I was just thinking, it seems like it could be useful to have a hook tool for letting the charm scale itself. Now, as the operator deploying a charm, I think I would want that to be an opt-in feature because I would want charms to go willy-nilly spinning up server resources that I have to pay for. If we did allow charms to scale themselves we might want to make the user consent required somehow.
I haven’t spent a lot of time justifying that idea yet but I thought I’d put it down.
Another related thought was that if I wanted to have a charm of mine connect to the Juju API to do things like scaling my charm or other charms, it could be useful to have a built-in relation of sorts that I could use to connect to the Juju API. So Juju itself would provide like a juju-controller relation that my charm could require. That way you would get all of the advantages of relations such as not needing to provide credentials manually and such.

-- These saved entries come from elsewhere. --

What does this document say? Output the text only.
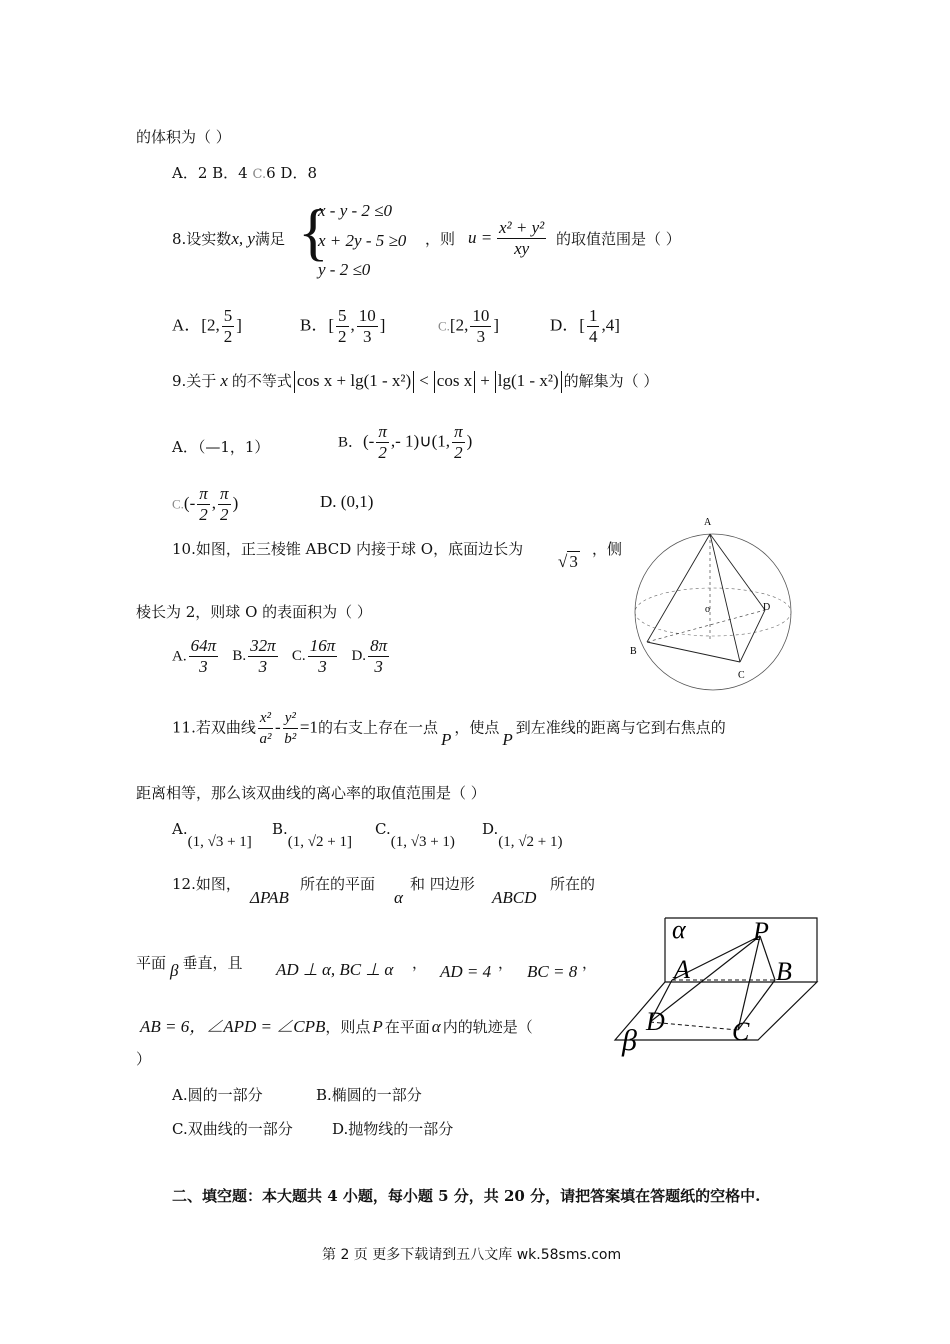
的体积为（ ）
A．2 B．4 C.6 D．8
8.设实数x, y满足 {
x - y - 2 ≤0
x + 2y - 5 ≥0
y - 2 ≤0
，则 $u = \frac{\text{x² + y²}}{xy}$ 的取值范围是（ ）
A．[2, $\frac{5}{2}$ ]	B．[ $\frac{5}{2}$ , $\frac{10}{3}$ ]	C.[2, $\frac{10}{3}$ ]	D．[ $\frac{1}{4} ,4$]
9.关于 x 的不等式 cos x + lg(1 - x²) < cos x + lg(1 - x²) 的解集为（ ）
A．（—1，1）	B．(- $\frac{\pi}{2}$ ,- 1)∪(1, $\frac{\pi}{2}$ )
$C.(- \frac{\pi}{2}$ , $\frac{\pi}{2}$ )	D. (0,1)
10.如图，正三棱锥 ABCD 内接于球 O，底面边长为
√ 3
，侧
棱长为 2，则球 O 的表面积为（ ）
A. $\frac{64\pi}{3} B$. $\frac{32\pi}{3} C$. $\frac{16\pi}{3} D$. $\frac{8\pi}{3}$
A
B
C
D
o
11.若双曲线 $\frac{\text{x²}}{\text{a²}} - \frac{\text{y²}}{\text{b²}} =1$的右支上存在一点P，使点P到左准线的距离与它到右焦点的
距离相等，那么该双曲线的离心率的取值范围是（ ）
A.(1, √3 + 1]
B.(1, √2 + 1]
C.(1, √3 + 1)
D.(1, √2 + 1)
12.如图，
ΔPAB
所在的平面
α
和 四边形
ABCD
所在的
平面 β 垂直，且 AD ⊥ α, BC ⊥ α ， AD = 4 ， BC = 8 ，
AB = 6，∠APD = ∠CPB，则点 P 在平面 α 内的轨迹是（
）
A.圆的一部分	B.椭圆的一部分
C.双曲线的一部分	D.抛物线的一部分
α	P
A	B
D	C
β
二、填空题：本大题共 4 小题，每小题 5 分，共 20 分，请把答案填在答题纸的空格中.
第 2 页 更多下载请到五八文库 wk.58sms.com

The way we currently think about this is that we want separation of ‘operational logic’ from ‘business logic’. Operational logic is ‘how’ to scale, business logic is ‘whether and how much’ to scale.
The sequence of things that need to happen when a service scales is operational logic. Whether you are scaling on Azure or scaling on Kubernetes, the mechanisms of scaling are something that the experts in the software can decide and can encode in the charm.

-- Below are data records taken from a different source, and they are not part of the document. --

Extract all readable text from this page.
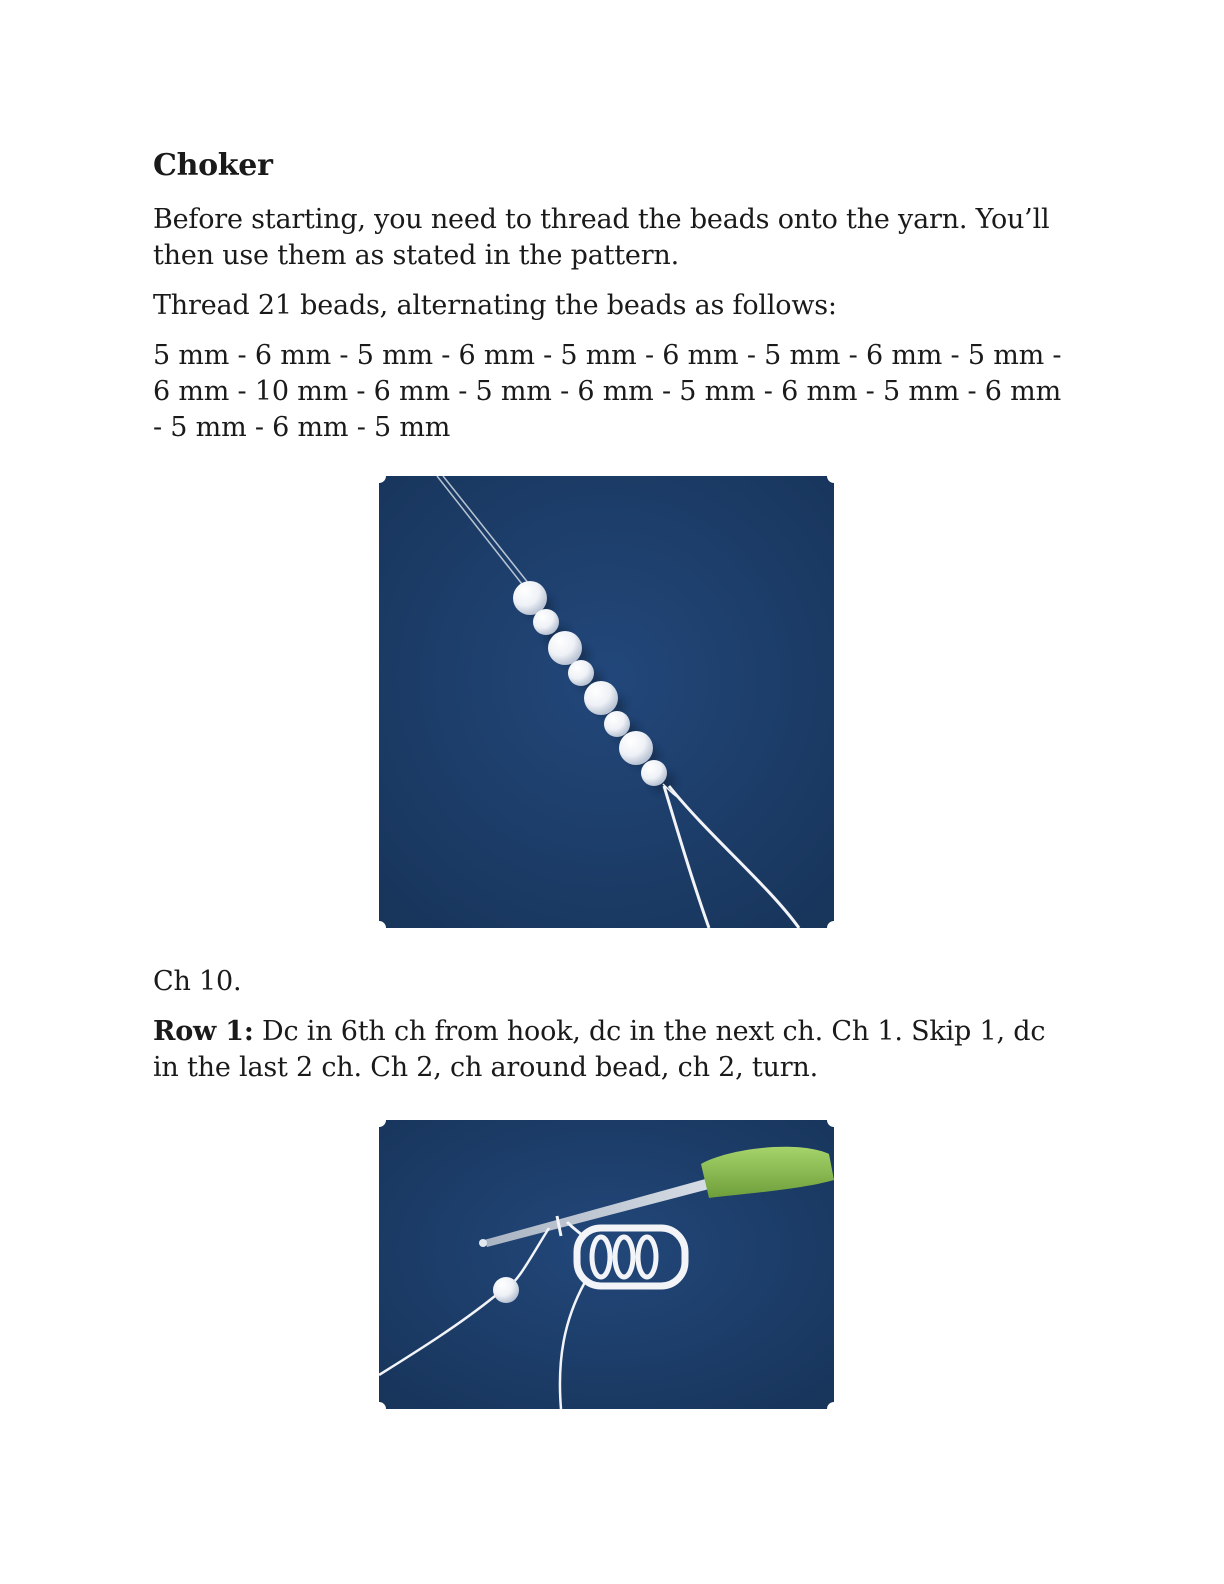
Choker

Before starting, you need to thread the beads onto the yarn. You’ll then use them as stated in the pattern.

Thread 21 beads, alternating the beads as follows:

5 mm - 6 mm - 5 mm - 6 mm - 5 mm - 6 mm - 5 mm - 6 mm - 5 mm - 6 mm - 10 mm - 6 mm - 5 mm - 6 mm - 5 mm - 6 mm - 5 mm - 6 mm - 5 mm - 6 mm - 5 mm

Ch 10.

Row 1: Dc in 6th ch from hook, dc in the next ch. Ch 1. Skip 1, dc in the last 2 ch. Ch 2, ch around bead, ch 2, turn.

But only the person running the deployment can correctly identify and encode the parameters for spending money - which is what scaling does, as you point out. Sometimes you want to spend that money, and sometimes you don’t. The same is even true for things like availability - sometimes you want to spend the money for failover units, and sometimes you don’t, and it should be a separate decision.
In the telco world, the OpenSource MANO (‘Management and Operations’) project OSM is building a telco-centric layer above Juju, where those business decision policies can be encoded. There, charms perform the pure operations role. If the business logic layer decides to scale, charms do the work.
For me, this is the right separation of concerns.
We have spent a long time figuring out how to do the operational layer well. Now seems like a reasonable time to start thinking about the higher layer too, but I would prefer to do that as a ‘thing above the juju model’ which decides what sort of model is appropriate. If you are interested in that, count me in.
We can empower charms to act with provider APIs via juju trust. Perhaps that command could be extended (or another command created) to facilitate other entitlements? This would allow the management/policy layer to set a charm’s operational boundaries.